“Listen, go home now, Arch. You’re through here. Understand? Go on home.”
But Withers seemed too exhausted to move. He appeared to be spent and defeated. It was as if he had been waiting for years for just this moment and now it had meant nothing at all: Burdette wasn’t even sorry. Finally Sealy had to take Withers by the sleeve and walk him out of the office and up the stairs toward the exit.
Outside, next to the courthouse, the local men were still standing in the shade in the November afternoon. When Withers appeared in the doorway they wanted to know what had happened. But he wouldn’t talk to them. He walked slowly past them, down the sidewalk. Their heads turned to follow his progress across the parking lot, past Burdette’s Cadillac and on toward his black pickup. They watched as he climbed into the vehicle and shut the door.
When he was gone one of them asked: “What happened down there, Bud?”
“Nothing happened.”
“But didn’t Withers talk to him?”
“Maybe. But Burdette wasn’t listening to him.”
“What’d he talk about?”
“What do you think he would talk about?”
“Of course. Well, he’s had enough time to think about it anyway. I bet he made a little speech to him, didn’t he?”
Sealy studied him for a moment, studied them all. “Look,” he said. “You boys better go on home too. There ain’t nothing going to happen here. Go on home and see if the wife’s got dinner yet. I seen enough of you for one day.”
After that nothing did happen for a while. For the rest of the week Burdette stayed in jail, lying on the cot in his cell, waiting, sleeping much of the time, his plaid shirt and his dark pants growing daily more rank and wrinkled, while in town along Main Street people talked endlessly about him, at the tables in the bakery and across the street in the tavern, and everyone seemed to know something about it.

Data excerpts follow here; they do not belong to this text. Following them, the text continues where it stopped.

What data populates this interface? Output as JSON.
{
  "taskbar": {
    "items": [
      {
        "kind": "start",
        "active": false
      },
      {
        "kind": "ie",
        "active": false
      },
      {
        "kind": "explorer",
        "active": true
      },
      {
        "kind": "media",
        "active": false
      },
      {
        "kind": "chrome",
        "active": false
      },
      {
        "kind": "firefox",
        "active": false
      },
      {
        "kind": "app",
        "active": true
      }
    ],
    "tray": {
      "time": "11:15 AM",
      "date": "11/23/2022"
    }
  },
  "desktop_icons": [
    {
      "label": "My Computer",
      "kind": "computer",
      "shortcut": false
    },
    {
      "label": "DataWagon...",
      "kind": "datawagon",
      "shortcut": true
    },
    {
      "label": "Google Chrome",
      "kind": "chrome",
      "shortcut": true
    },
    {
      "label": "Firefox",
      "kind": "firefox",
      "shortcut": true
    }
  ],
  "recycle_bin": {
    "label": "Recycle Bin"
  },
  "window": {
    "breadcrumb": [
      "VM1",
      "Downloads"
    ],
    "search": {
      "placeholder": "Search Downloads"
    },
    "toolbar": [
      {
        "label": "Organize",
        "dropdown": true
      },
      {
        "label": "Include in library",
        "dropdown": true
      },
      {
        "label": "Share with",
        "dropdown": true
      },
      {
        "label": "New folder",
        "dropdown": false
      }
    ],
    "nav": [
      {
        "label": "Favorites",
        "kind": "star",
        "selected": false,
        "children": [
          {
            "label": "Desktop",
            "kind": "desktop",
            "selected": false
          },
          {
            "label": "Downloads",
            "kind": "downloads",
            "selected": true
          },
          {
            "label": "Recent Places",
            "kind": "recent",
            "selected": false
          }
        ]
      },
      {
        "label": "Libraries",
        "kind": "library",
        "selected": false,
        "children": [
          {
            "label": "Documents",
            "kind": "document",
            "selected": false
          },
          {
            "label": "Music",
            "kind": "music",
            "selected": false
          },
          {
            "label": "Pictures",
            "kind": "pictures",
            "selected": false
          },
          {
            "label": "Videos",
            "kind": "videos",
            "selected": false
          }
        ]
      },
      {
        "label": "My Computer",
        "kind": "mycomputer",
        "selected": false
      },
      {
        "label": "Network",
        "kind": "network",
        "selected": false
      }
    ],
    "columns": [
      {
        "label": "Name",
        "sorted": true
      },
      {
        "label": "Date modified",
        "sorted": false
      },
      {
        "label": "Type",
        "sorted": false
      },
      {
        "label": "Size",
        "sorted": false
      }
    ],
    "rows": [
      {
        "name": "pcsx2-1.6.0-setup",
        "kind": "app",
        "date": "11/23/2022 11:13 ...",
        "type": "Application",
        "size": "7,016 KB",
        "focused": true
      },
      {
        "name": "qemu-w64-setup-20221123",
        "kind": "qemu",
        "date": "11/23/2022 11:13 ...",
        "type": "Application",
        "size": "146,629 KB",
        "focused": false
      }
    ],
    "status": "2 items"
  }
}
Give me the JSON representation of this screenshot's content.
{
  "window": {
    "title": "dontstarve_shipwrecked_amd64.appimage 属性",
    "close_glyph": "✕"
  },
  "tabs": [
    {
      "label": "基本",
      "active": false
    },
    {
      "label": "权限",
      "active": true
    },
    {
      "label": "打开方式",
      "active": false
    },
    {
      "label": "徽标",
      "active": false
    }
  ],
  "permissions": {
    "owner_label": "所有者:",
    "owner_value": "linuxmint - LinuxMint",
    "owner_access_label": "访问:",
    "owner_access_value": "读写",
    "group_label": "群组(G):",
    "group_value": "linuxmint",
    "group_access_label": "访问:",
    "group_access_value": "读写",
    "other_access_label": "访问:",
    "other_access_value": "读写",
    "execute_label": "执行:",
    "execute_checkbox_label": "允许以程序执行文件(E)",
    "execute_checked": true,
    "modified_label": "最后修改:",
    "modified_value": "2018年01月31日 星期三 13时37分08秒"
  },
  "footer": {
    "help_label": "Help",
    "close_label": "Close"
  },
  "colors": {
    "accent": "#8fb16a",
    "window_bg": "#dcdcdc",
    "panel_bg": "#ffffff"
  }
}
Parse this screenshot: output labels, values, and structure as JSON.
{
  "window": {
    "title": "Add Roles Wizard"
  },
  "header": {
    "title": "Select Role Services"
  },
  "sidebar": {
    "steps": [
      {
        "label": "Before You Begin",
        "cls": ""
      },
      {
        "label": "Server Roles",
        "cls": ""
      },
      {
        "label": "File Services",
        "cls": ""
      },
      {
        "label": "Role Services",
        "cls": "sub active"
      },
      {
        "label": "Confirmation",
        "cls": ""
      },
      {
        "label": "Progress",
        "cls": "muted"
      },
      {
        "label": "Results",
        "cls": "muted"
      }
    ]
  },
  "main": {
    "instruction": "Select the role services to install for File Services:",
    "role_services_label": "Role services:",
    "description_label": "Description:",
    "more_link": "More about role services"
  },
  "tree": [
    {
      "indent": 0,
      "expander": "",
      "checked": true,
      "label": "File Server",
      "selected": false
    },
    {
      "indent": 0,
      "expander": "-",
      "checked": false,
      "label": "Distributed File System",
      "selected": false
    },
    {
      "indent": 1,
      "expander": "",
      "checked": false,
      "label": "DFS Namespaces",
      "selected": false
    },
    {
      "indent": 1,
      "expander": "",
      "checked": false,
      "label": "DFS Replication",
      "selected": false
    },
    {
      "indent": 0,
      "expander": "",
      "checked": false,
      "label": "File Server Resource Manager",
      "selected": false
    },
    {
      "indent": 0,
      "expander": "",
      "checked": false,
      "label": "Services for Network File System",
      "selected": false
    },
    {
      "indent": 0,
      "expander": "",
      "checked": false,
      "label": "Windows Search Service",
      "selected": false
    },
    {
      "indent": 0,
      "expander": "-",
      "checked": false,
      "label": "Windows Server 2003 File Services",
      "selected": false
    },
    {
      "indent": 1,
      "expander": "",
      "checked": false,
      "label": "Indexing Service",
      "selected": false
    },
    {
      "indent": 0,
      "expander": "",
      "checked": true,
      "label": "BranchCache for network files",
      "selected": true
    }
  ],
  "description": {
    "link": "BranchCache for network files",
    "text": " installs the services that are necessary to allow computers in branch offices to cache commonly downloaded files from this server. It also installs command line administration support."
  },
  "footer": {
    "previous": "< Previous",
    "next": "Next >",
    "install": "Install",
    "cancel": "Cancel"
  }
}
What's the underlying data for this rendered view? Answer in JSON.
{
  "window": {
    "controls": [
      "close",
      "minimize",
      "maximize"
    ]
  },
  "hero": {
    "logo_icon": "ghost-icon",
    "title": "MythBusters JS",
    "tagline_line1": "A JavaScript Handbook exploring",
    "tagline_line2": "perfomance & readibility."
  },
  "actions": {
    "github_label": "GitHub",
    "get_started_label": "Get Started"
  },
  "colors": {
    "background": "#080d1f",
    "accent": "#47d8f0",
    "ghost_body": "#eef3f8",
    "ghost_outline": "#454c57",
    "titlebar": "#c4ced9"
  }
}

But by the end of the week it became clear that something had been occurring elsewhere. Over in Sterling in the district attorney’s office something significant had been going on: the wheels of Colorado state law had been turning and what they had turned up was proof that Burdette was right. He couldn’t be held; the statute of limitations had run out. If he had been out of the state for five years, and if an additional three years had passed, he couldn’t be prosecuted. He was free to go.
Bob Witkowski, the district attorney, called Bud Sealy on Friday afternoon to inform him of that fact.
“What?” Sealy said. “What’s this? You mean, here that son of a bitch stole a hundred and fifty thousand dollars from people and now you’re telling me I can’t hold him?”
“That’s right. That’s what it amounts to.”
“I don’t believe it.”
“You’d better believe it. That’s the law. And you’ll be breaking it if you keep him. You’ve already been acting illegally by locking him up for a week.”
“So you’re telling me now I have to let him go? That’s how the law reads?”
“That’s right. Release him, Bud.”
“Well, Jesus Christ Almighty. That son of a bitch. He knew all along.”
Sealy slammed the phone down and stared at the wall.